In late December, the Ukrainian Army said it destroyed three Su-34 jets near the Russian-controlled eastern bank of the Dnipro River in the south, where Ukrainian troops have secured small positions. Then came the shootdowns in the east.

It remains unclear which air-defense systems Ukraine has deployed. But some army officials and analysts have hinted at the use of U.S.-made Patriot systems, America’s most advanced ground-based air defense system.

Tom Karako, the director of the Missile Defense Project at the Washington-based Center for Strategic and International Studies, said the Russian losses probably were the result of “some relationship between the Russian aircraft being put in harm’s way,” Ukraine’s intelligence gathering on the movements of Russian planes and the deployment of air-defense systems “to take them out.”

The Institute for the Study of War, a Washington-based think tank, said “Russian forces appeared to tolerate an increased rate of aviation losses in recent weeks in order to conduct glide bomb strikes in support of ongoing Russian offensive operations in eastern Ukraine.”

One of Ukraine’s biggest successes in the air battle was the destruction last week of one of Russia’s A-50 radar planes — the second this year — which are critical in coordinating aerial bombardments of Ukrainian positions on the front. “Taking out their eyes, and taking out their targeting ability, that’s a pretty good win,” Mr.
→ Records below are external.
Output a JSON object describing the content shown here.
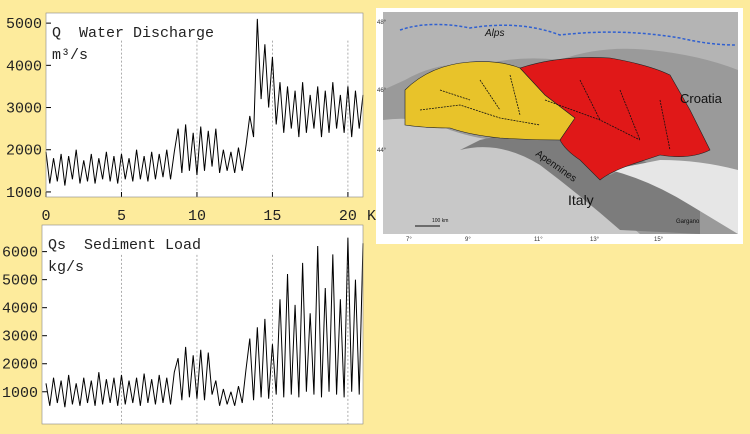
{
  "chart_data": [
    {
      "type": "line",
      "title": "Q  Water Discharge",
      "ylabel": "m³/s",
      "xlabel": "KyBP",
      "color": "#000000",
      "x": [
        0,
        0.25,
        0.5,
        0.75,
        1,
        1.25,
        1.5,
        1.75,
        2,
        2.25,
        2.5,
        2.75,
        3,
        3.25,
        3.5,
        3.75,
        4,
        4.25,
        4.5,
        4.75,
        5,
        5.25,
        5.5,
        5.75,
        6,
        6.25,
        6.5,
        6.75,
        7,
        7.25,
        7.5,
        7.75,
        8,
        8.25,
        8.5,
        8.75,
        9,
        9.25,
        9.5,
        9.75,
        10,
        10.25,
        10.5,
        10.75,
        11,
        11.25,
        11.5,
        11.75,
        12,
        12.25,
        12.5,
        12.75,
        13,
        13.25,
        13.5,
        13.75,
        14,
        14.25,
        14.5,
        14.75,
        15,
        15.25,
        15.5,
        15.75,
        16,
        16.25,
        16.5,
        16.75,
        17,
        17.25,
        17.5,
        17.75,
        18,
        18.25,
        18.5,
        18.75,
        19,
        19.25,
        19.5,
        19.75,
        20,
        20.25,
        20.5,
        20.75,
        21
      ],
      "values": [
        1950,
        1200,
        1800,
        1250,
        1900,
        1150,
        1850,
        1300,
        2000,
        1200,
        1750,
        1250,
        1900,
        1200,
        1800,
        1300,
        1950,
        1250,
        1850,
        1200,
        1900,
        1300,
        1800,
        1250,
        2000,
        1300,
        1850,
        1250,
        1950,
        1300,
        1900,
        1350,
        2000,
        1300,
        1950,
        2500,
        1450,
        2600,
        1500,
        2400,
        1400,
        2550,
        1500,
        2450,
        1600,
        2500,
        1450,
        2000,
        1500,
        1950,
        1450,
        2050,
        1500,
        2100,
        2800,
        2300,
        5100,
        3200,
        4500,
        3000,
        4200,
        2600,
        3600,
        2400,
        3500,
        2500,
        3400,
        2300,
        3600,
        2400,
        3300,
        2500,
        3500,
        2300,
        3400,
        2400,
        3600,
        2500,
        3300,
        2400,
        3500,
        2300,
        3400,
        2500,
        3300
      ],
      "xlim": [
        0,
        21
      ],
      "xticks": [
        0,
        5,
        10,
        15,
        20
      ],
      "ylim": [
        880,
        5240
      ],
      "yticks": [
        1000,
        2000,
        3000,
        4000,
        5000
      ]
    },
    {
      "type": "line",
      "title": "Qs  Sediment Load",
      "ylabel": "kg/s",
      "color": "#000000",
      "x": [
        0,
        0.25,
        0.5,
        0.75,
        1,
        1.25,
        1.5,
        1.75,
        2,
        2.25,
        2.5,
        2.75,
        3,
        3.25,
        3.5,
        3.75,
        4,
        4.25,
        4.5,
        4.75,
        5,
        5.25,
        5.5,
        5.75,
        6,
        6.25,
        6.5,
        6.75,
        7,
        7.25,
        7.5,
        7.75,
        8,
        8.25,
        8.5,
        8.75,
        9,
        9.25,
        9.5,
        9.75,
        10,
        10.25,
        10.5,
        10.75,
        11,
        11.25,
        11.5,
        11.75,
        12,
        12.25,
        12.5,
        12.75,
        13,
        13.25,
        13.5,
        13.75,
        14,
        14.25,
        14.5,
        14.75,
        15,
        15.25,
        15.5,
        15.75,
        16,
        16.25,
        16.5,
        16.75,
        17,
        17.25,
        17.5,
        17.75,
        18,
        18.25,
        18.5,
        18.75,
        19,
        19.25,
        19.5,
        19.75,
        20,
        20.25,
        20.5,
        20.75,
        21
      ],
      "values": [
        1300,
        500,
        1500,
        600,
        1400,
        450,
        1600,
        550,
        1300,
        500,
        1500,
        600,
        1400,
        500,
        1700,
        550,
        1450,
        600,
        1500,
        500,
        1600,
        550,
        1400,
        600,
        1500,
        500,
        1650,
        600,
        1450,
        550,
        1600,
        600,
        1500,
        550,
        1700,
        2200,
        700,
        2600,
        800,
        2300,
        750,
        2500,
        700,
        2400,
        900,
        1400,
        500,
        1100,
        550,
        1000,
        500,
        1200,
        600,
        1800,
        2900,
        700,
        3300,
        800,
        3600,
        750,
        2700,
        900,
        4300,
        800,
        5200,
        900,
        4100,
        800,
        5600,
        1000,
        3800,
        900,
        6200,
        800,
        4700,
        1000,
        5900,
        900,
        4300,
        800,
        6500,
        1000,
        5000,
        900,
        6300
      ],
      "xlim": [
        0,
        21
      ],
      "ylim": [
        -150,
        6950
      ],
      "yticks": [
        1000,
        2000,
        3000,
        4000,
        5000,
        6000
      ]
    }
  ],
  "map": {
    "labels": {
      "alps": "Alps",
      "croatia": "Croatia",
      "apennines": "Apennines",
      "italy": "Italy",
      "gargano": "Gargano",
      "scale": "100 km"
    },
    "lon_labels": [
      "7°",
      "9°",
      "11°",
      "13°",
      "15°"
    ],
    "lat_labels": [
      "48°",
      "46°",
      "44°"
    ]
  }
}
Karako said.

Britain’s military intelligence said Russia had seven other A-50s but that it had “highly likely grounded the fleet from flying” in support of its military operations to prevent further losses, thus reducing the “situational awareness provided to aircrews.”
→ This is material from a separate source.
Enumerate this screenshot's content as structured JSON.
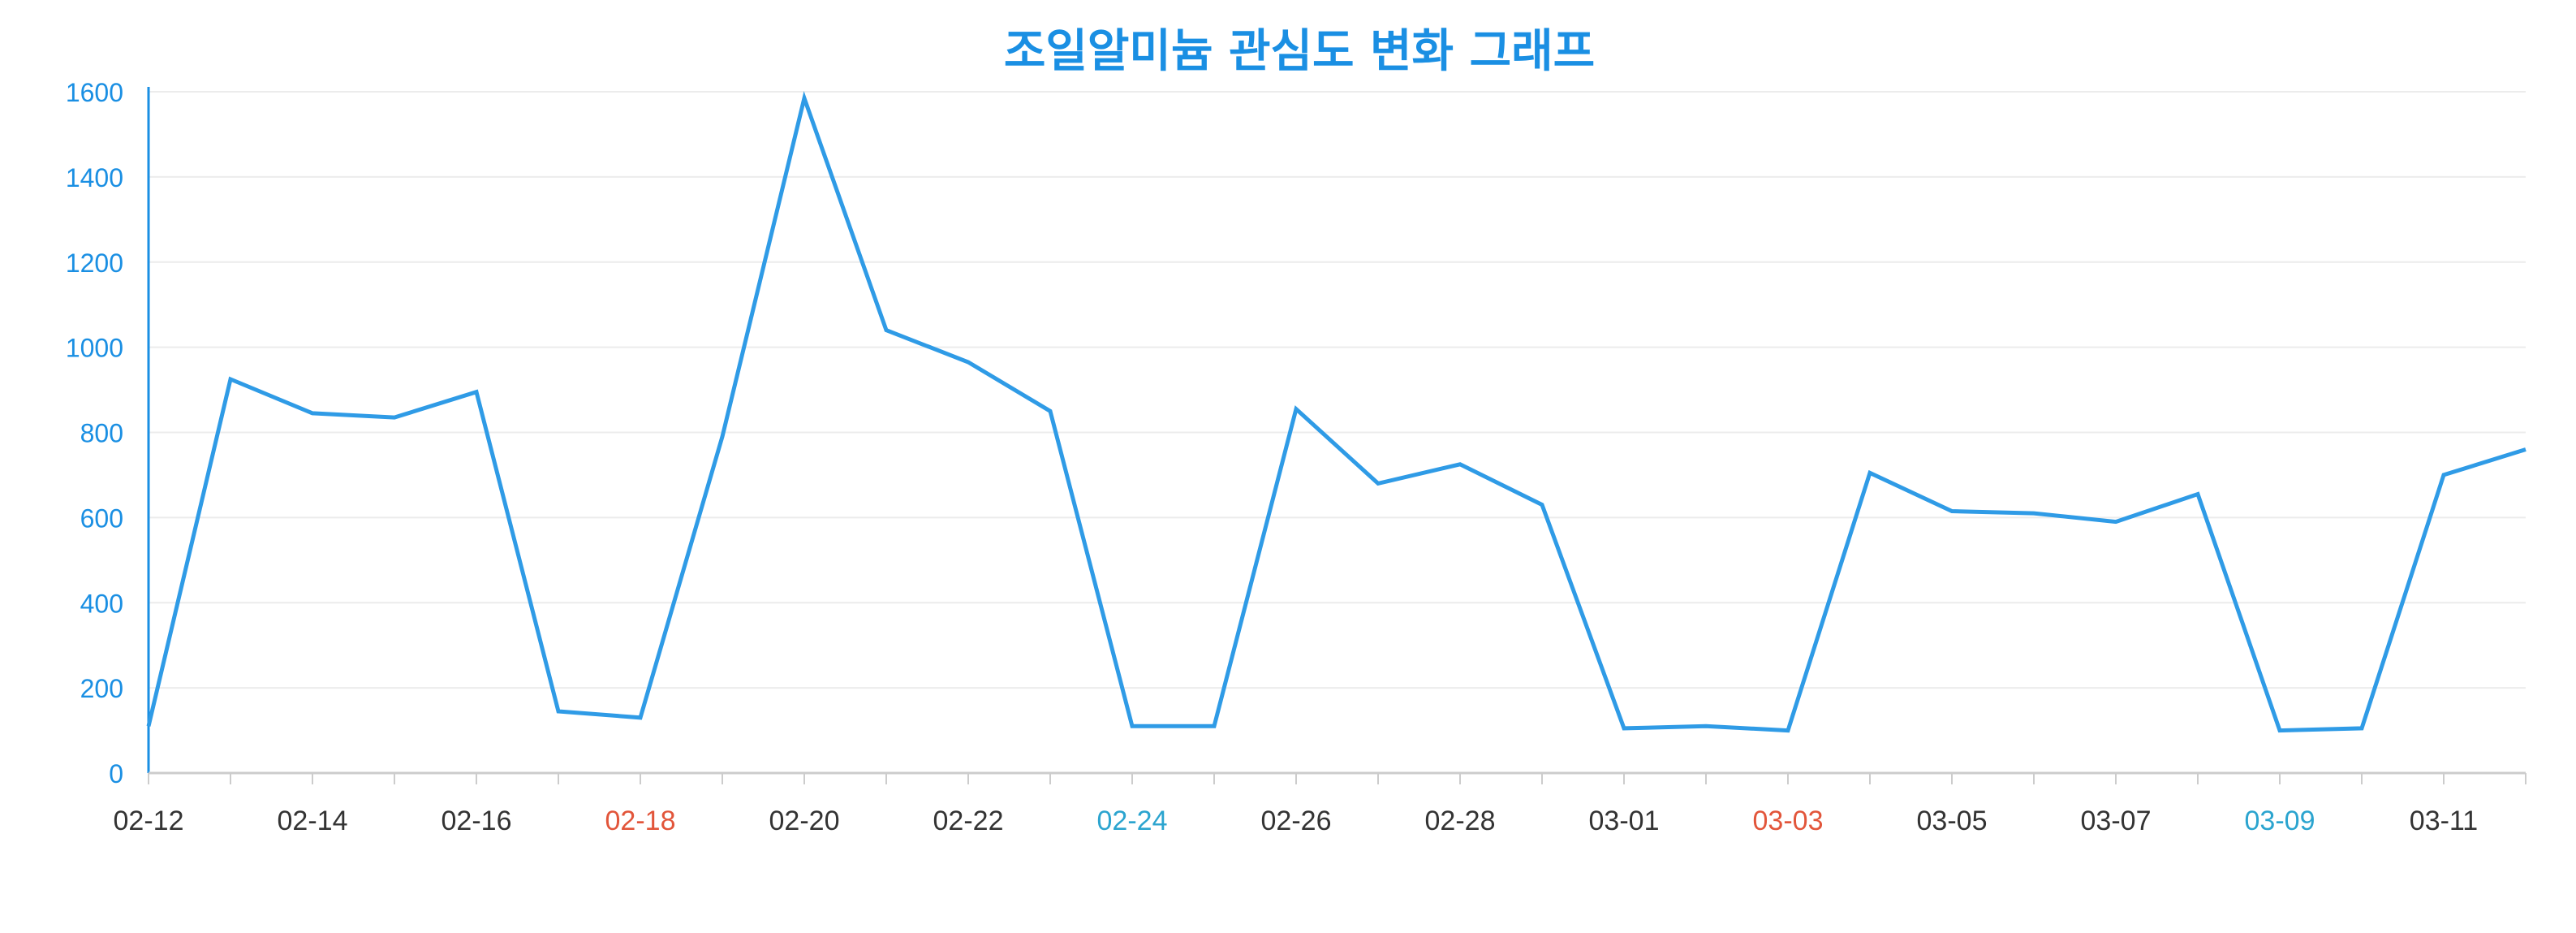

The Ukrainian Air Force said Russian aviation activity in eastern Ukraine had significantly subsided by Saturday evening.

It is unclear to what extent Russia can sustain these losses in the long term. RUSI analysts said this month that Russian aircrew losses amounted to nearly 160 personnel, which they described as “a serious loss of capability.”

The Russian state news agency Tass said on Thursday that the state-owned defense conglomerate Rostec would resume production of the A-50 “since it is needed by the Russian armed forces.”

Mr. Hrabskyi, the retired colonel, likened Russia’s costly strategy in the air to its tactics on the ground, where it has sent wave after wave of troops in bloody assaults to capture cities, regardless of the human cost. “The Russians don’t care,” he said. “If they have an order, they will use all available capabilities, all available weapons systems to attack.”